The film uses the train trip as a foil for a rumination on immigrant life during a period of intensified ICE patrols in the US. Revereza is an undocumented Filipino-American immigrant and his parents, living in the US, are undocumented as well. The train ride is mostly uneventful, dull even, though ultimately it provides a connection to the director’s immigrant status. It will be an hour into the film before one hears Revereza’s voice.
The first few minutes of the film introduce a secondary drama by describing with expository subtitles a story about Revereza’s mother. It comes intermittently, providing an interplay between the more dramatic (yet unseen and unheard) material and the relatively quotidian imagery. Over time, the film weaves in aural interviews from others discussion immigration and life in the Philippines. (It is not immediately clear how many are Revereza’s relatives).

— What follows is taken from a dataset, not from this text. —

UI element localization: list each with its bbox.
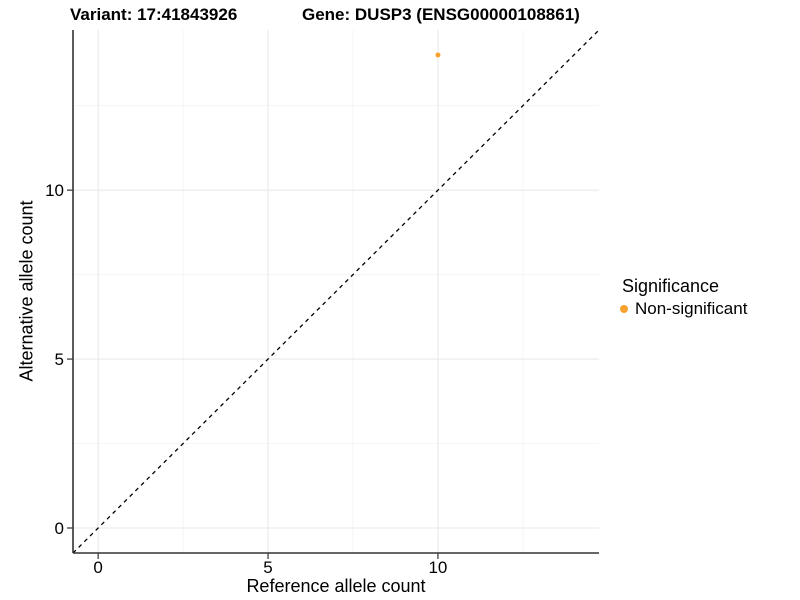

Watching No Data Plan, I was struck with how well the film captures the contrapuntal form that festival documentaries often use. There is a thematic connection between the three strands (visual, aural, and textual) but they serve as three distinct registers for the documentary. And for the way the film thematizes this disconnection itself as a physical remove, it also serves an affective purpose, dedramatizing the more immediately emotional material in order to amplify its effect.